Book of a lifetime: Sula by Toni Morrison
From The Independent archive: Jackie Kay has a piece of her heart stolen by the eponymous character – part myth, part woman, part mirror, part warrior – and learns what it means to ‘go on a real trip’
The first Toni Morrison book I read was The Bluest Eye. Like all loved books, I remember exactly where I was when I read it. I was living in a squat in Vauxhall and Brixton was burning in the 1981 riots. The Bluest Eye told the sad story of Pecola Breedlove, a young Black girl who dreamed of being white; but it was Morrison’s narrative voice that pulled me in, held me tight and made a friend of me for life. I had never come across anything like it – a strange and heady mix of lyricism, and hard realism. It was poetry; it was story. I was hooked. I rushed back up to Sisterwrite bookshop in Upper Street and returned with Sula and Song of Solomon, gobbling them down, impatient for more.
I loved Song of Soloman, particularly the strange and wonderful character Milkman Dead, but Sula stole a piece of my heart. Morrison has said that she wrote the fiction she wanted to read. Discovering her work then was astonishing. I was 20 and just forming. There was something miraculous in finding these Black characters in fiction who were so real, who were made for themselves. I had never come across anybody like them. They had a profound effect on me. They held up an odd mirror.
Nel Wright and Sula Peace are both only children, daughters of distant mothers and incomprehensible fathers. In 1922 they are both 12, “wishbone thin and easy-assed”. Sula and Nel have the immediate intimacy of friends who seem to have known each other all their lives, “because each had discovered years before they were neither white nor male and that all freedom and triumph was forbidden them, they set about something else to be.”
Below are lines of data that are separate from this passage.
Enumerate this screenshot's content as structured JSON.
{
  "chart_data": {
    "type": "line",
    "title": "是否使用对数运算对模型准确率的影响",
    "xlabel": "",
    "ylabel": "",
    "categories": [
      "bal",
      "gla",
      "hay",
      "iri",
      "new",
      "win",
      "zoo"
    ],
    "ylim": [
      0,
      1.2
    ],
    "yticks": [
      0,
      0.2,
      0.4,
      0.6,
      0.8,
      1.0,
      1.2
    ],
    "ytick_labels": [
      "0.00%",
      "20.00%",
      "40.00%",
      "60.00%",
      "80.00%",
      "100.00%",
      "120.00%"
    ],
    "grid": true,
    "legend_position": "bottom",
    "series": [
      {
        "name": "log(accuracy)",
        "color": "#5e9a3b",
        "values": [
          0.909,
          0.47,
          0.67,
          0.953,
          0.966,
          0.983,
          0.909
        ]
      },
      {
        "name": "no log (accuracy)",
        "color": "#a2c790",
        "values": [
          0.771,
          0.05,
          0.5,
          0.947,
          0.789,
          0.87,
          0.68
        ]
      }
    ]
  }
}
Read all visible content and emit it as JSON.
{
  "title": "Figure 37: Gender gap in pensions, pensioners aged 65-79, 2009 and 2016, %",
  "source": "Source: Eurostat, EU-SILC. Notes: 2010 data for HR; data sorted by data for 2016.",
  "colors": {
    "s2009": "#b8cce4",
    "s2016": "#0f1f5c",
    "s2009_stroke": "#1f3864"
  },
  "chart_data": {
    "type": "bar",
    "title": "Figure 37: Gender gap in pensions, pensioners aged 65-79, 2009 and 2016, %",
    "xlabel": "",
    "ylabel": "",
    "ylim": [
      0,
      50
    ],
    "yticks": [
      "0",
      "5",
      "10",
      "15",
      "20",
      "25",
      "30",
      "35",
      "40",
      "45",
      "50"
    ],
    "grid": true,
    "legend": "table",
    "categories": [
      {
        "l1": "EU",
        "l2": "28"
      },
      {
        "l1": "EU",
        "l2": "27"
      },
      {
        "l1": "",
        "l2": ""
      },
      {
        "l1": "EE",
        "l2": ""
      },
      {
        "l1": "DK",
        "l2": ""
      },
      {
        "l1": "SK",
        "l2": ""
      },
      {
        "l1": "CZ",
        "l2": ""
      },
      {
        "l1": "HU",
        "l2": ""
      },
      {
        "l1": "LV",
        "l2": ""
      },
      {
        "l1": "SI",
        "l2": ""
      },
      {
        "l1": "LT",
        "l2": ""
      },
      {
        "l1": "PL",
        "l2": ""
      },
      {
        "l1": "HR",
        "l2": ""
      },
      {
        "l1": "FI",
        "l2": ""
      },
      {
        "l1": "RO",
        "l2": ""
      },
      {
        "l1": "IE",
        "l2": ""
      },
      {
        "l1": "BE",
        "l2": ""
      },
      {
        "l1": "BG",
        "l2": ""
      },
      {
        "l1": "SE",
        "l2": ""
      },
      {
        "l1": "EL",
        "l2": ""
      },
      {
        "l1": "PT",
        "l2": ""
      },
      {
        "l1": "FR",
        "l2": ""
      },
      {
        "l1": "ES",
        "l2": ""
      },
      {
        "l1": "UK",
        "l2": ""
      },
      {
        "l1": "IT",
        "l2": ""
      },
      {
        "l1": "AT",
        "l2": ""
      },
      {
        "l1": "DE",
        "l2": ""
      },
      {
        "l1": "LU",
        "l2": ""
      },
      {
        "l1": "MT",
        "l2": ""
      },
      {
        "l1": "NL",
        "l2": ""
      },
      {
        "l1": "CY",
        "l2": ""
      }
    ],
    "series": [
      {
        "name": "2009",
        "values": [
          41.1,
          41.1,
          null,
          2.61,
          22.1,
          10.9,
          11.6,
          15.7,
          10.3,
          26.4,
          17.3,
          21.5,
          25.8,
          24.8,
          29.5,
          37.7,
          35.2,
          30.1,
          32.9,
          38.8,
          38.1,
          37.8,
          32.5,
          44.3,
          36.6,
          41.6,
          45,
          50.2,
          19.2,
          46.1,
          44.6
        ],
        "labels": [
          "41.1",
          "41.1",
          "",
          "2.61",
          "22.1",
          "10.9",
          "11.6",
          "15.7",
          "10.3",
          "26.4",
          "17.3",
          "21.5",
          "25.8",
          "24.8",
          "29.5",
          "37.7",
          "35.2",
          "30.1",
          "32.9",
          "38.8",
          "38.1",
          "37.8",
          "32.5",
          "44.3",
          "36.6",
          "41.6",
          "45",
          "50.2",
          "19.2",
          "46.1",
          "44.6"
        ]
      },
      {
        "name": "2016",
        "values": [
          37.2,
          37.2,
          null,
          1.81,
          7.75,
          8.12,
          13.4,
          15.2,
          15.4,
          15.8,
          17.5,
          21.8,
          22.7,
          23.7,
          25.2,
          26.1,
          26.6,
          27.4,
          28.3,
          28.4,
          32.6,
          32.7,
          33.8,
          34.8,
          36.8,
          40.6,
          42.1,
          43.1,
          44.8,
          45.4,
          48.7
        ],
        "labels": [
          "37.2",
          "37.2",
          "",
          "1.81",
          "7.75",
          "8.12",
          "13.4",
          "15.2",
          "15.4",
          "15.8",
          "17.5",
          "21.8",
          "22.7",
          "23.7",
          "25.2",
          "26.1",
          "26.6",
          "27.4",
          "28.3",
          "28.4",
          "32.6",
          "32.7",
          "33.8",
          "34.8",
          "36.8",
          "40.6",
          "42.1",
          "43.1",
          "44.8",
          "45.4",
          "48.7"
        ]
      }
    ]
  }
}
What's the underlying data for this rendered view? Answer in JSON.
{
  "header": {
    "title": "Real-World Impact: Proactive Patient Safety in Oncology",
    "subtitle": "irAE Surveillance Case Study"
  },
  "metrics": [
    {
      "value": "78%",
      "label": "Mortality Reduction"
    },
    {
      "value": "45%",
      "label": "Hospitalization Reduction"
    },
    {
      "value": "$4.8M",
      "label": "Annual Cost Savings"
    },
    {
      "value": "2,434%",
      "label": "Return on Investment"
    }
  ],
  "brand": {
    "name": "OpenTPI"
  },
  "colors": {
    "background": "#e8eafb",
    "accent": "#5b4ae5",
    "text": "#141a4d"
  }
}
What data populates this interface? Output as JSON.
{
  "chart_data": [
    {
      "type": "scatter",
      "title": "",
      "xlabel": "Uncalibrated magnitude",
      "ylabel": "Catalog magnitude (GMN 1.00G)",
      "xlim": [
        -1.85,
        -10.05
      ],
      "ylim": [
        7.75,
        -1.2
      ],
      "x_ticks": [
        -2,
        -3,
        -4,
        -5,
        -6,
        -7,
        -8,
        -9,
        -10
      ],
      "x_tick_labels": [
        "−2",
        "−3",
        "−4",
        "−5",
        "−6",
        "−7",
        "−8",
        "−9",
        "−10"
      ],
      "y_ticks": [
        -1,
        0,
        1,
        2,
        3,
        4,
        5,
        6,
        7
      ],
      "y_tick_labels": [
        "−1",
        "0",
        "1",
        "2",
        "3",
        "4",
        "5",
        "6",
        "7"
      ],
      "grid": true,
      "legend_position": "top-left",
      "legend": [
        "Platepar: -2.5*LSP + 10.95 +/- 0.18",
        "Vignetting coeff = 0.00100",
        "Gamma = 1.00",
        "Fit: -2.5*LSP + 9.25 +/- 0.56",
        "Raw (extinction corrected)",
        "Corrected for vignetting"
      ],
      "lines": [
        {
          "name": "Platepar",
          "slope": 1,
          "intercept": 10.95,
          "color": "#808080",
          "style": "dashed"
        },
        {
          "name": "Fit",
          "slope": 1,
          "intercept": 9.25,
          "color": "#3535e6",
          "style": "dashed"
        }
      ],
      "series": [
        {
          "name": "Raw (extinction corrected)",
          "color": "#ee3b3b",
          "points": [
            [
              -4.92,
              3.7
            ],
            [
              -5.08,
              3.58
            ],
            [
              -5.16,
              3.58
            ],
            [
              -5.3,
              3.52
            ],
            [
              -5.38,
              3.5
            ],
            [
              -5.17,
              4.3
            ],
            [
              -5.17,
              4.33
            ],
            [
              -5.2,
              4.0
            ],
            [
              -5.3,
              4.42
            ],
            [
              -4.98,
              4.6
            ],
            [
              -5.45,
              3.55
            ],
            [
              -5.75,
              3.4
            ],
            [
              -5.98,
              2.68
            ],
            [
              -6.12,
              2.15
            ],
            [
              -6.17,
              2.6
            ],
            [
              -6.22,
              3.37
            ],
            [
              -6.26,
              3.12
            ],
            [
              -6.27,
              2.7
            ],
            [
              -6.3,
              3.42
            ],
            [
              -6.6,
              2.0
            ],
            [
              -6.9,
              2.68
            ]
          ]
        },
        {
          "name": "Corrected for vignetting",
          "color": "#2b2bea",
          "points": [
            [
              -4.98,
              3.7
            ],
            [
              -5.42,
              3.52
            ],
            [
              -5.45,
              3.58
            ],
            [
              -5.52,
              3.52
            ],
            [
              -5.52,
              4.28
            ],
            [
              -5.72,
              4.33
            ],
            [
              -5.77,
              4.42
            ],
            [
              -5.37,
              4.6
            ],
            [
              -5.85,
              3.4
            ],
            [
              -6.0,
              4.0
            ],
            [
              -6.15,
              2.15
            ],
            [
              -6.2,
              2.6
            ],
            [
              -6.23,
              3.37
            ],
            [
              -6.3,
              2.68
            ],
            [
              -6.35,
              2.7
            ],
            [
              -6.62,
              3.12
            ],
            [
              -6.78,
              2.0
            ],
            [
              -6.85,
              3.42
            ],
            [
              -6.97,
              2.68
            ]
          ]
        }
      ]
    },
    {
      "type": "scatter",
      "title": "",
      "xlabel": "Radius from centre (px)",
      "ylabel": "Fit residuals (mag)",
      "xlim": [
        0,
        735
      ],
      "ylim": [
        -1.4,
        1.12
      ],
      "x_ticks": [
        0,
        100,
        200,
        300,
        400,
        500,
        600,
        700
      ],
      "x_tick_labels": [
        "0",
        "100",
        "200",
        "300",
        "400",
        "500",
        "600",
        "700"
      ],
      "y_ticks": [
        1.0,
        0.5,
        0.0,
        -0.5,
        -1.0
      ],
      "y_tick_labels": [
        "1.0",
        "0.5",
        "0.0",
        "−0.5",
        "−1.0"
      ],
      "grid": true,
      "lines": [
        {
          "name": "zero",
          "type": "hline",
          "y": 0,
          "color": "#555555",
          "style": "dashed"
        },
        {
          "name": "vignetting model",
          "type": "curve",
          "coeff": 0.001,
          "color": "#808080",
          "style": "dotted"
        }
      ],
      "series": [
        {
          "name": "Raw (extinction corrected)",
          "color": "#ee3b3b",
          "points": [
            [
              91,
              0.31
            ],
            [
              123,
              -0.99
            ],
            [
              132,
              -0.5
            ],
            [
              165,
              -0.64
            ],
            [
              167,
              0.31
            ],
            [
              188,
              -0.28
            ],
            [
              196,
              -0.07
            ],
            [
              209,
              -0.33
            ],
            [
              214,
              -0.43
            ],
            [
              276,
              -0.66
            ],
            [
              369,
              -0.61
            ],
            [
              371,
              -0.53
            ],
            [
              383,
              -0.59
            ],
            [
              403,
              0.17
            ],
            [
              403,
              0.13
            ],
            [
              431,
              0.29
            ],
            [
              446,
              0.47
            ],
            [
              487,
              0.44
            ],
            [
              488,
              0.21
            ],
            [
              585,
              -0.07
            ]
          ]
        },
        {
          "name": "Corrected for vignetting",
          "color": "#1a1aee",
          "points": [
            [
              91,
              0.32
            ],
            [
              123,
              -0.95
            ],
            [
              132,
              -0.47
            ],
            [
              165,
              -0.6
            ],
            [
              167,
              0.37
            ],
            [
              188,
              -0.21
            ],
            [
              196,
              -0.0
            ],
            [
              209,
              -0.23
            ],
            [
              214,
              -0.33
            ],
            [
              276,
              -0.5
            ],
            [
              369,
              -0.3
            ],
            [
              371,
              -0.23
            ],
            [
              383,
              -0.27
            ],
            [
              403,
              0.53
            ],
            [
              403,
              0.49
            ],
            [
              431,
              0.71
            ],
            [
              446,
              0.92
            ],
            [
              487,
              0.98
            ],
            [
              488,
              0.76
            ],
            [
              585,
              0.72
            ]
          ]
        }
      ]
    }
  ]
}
In a short novel of only 170 odd pages, spanning 50 odd years, Morrison captures both the excitement and vivacity of their girl friendship, and the terrible loss and sadness of its destruction. The women are split into opposites. Nel, the conformer; Sula, the outsider – “Like any artist with no art form, she became dangerous.” But as Eva, Sula’s grandmother, eventually points out to Nel, there was no real difference between them. Morrison makes you question small-town morality. Hatred of Sula allows The Bottom (the town in the uplands of Ohio, a character in its own right) to thrive. Peopled with a fantastic cast, Sula creates a magic spell. Her return to Medallion circa 1937 is accompanied by a plague of robins.
Sula is part myth, part woman, part mirror, part warrior. Morrison does not judge her. Sula is the quintessential outsider, completely strange and utterly compelling. When Nel finally realises at the end of the book that it was not her husband she had missed, but Sula all along, I find myself crying. Each time.
When Nel as a girl goes on her first and last trip out of Medallion to her great-grandmother’s funeral, Morrison writes: “But she had gone on a real trip, and now she was different.” That’s what it is like reading Toni Morrison. You go on a real trip and now you are different.